The Shakespeare Conference: SHK 25.200  Tuesday, 22 April 2014


From:        Julia Crockett <This email address is being protected from spambots. You need JavaScript enabled to view it.>

Date:         April 21, 2014 at 3:51:50 PM EDT

Subject:    The Battle to Build Shakespeare’s Globe


Interesting article in The Financial Times


Julia Crockett



The battle to build Shakespeare’s Globe

By Chris Laoutaris


The revealing story of the battle behind the creation of Shakespeare’s Globe


This week marks the 450th anniversary of William Shakespeare’s birth. Yet the way we remember history’s most renowned playwright might have been very different had it not been for a formidable foe.


In November 1596 a woman named Elizabeth Russell declared war on Shakespeare and his theatrical troupe, in the process nearly destroying the dramatist’s career. Russell rarely features in accounts of Shakespeare’s life, yet her actions determined how we think of him today: as the Shakespeare of the Globe Theatre.


In the National Archives in Kew there is a bundle of curious papers, identified by the prosaic reference number SP 12/260. The documents include two petitions to Queen Elizabeth I’s Privy Council. The first is headed by Lady Russell and records her endeavour to block the opening of a spectacular new theatre which Shakespeare was about to occupy less than a two-minute walk south of her home in Blackfriars, London.

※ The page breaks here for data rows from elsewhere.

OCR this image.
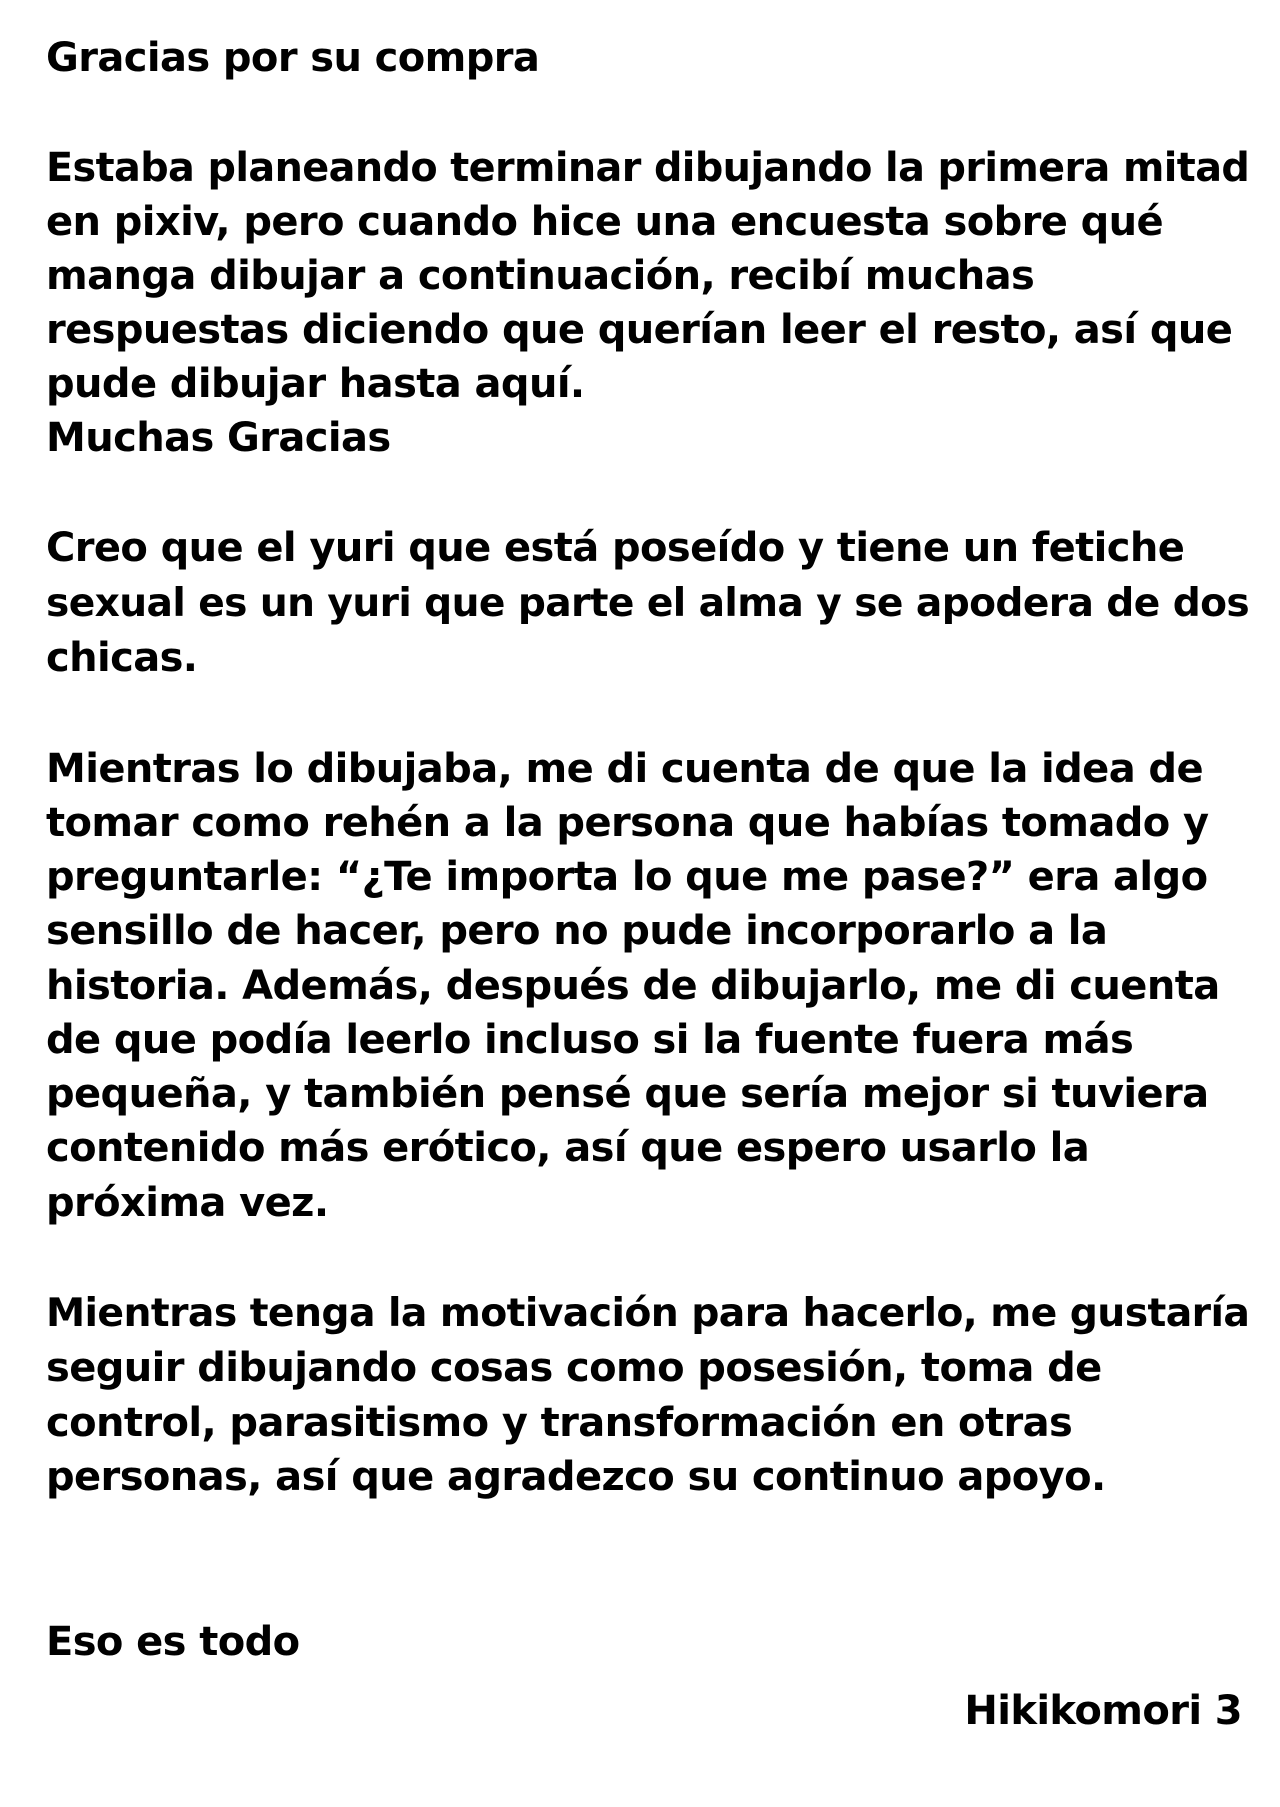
Gracias por su compra
Estaba planeando terminar dibujando la primera mitad
en pixiv, pero cuando hice una encuesta sobre qué
manga dibujar a continuación, recibí muchas
respuestas diciendo que querían leer el resto, así que
pude dibujar hasta aquí.
Muchas Gracias
Creo que el yuri que está poseído y tiene un fetiche
sexual es un yuri que parte el alma y se apodera de dos
chicas.
Mientras lo dibujaba, me di cuenta de que la idea de
tomar como rehén a la persona que habías tomado y
preguntarle: “¿Te importa lo que me pase?” era algo
sensillo de hacer, pero no pude incorporarlo a la
historia. Además, después de dibujarlo, me di cuenta
de que podía leerlo incluso si la fuente fuera más
pequeña, y también pensé que sería mejor si tuviera
contenido más erótico, así que espero usarlo la
próxima vez.
Mientras tenga la motivación para hacerlo, me gustaría
seguir dibujando cosas como posesión, toma de
control, parasitismo y transformación en otras
personas, así que agradezco su continuo apoyo.
Eso es todo
Hikikomori 3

This unassuming manuscript discloses a scarcely believable act of betrayal, for among its 31 signatories are Shakespeare’s publisher, Richard Field, and his patron, George Carey, the Lord Hunsdon.

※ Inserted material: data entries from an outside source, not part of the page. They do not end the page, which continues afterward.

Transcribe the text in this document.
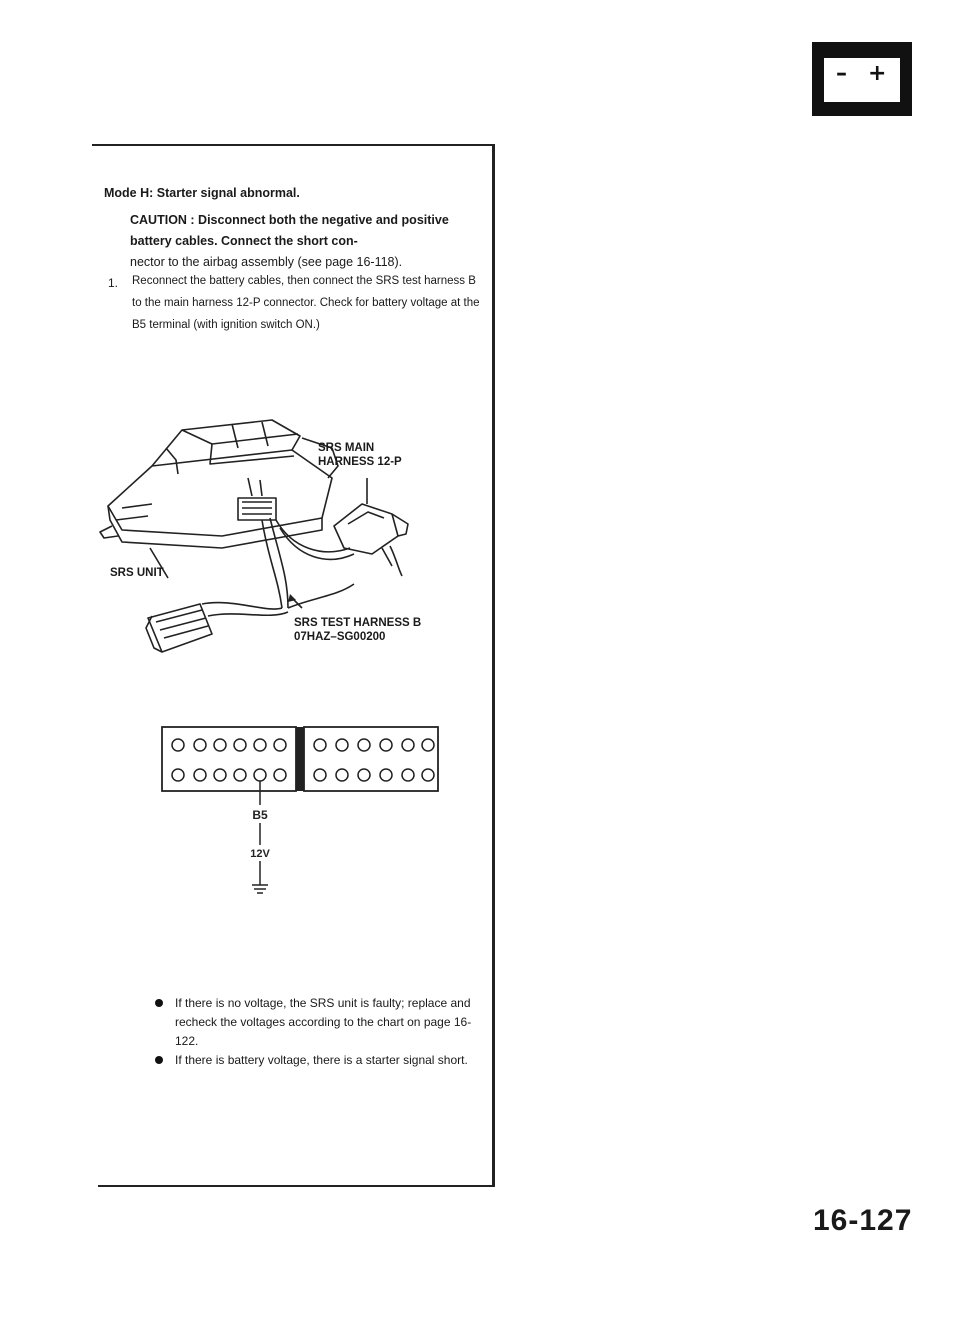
– +
Mode H: Starter signal abnormal.
CAUTION : Disconnect both the negative and positive battery cables. Connect the short con-
nector to the airbag assembly (see page 16-118).
1. Reconnect the battery cables, then connect the SRS test harness B to the main harness 12-P connector. Check for battery voltage at the B5 terminal (with ignition switch ON.)
SRS MAIN
HARNESS 12-P
SRS UNIT
SRS TEST HARNESS B
07HAZ–SG00200
B5
12V
If there is no voltage, the SRS unit is faulty; replace and recheck the voltages according to the chart on page 16-122.
If there is battery voltage, there is a starter signal short.
16-127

Two folios on from this, another document, apparently in answer to the first, bears the name “Will[ia]m Shakespeare” and is a counter-plea by the playwright and his fellow actors to allow the theatre to open, complaining that the Blackfriars inhabitants’ mission to “shut up” the playhouse has left them with “no other means whereby to maintain their wives and families”. This counter-petition caused a sensation when it was revealed in 1860 to be an elaborate hoax, fabricated some 30 years previously by the notorious forger John Payne Collier. Touched with infamy by association, Russell’s influential petition dropped out of public consciousness, along with her extraordinary story.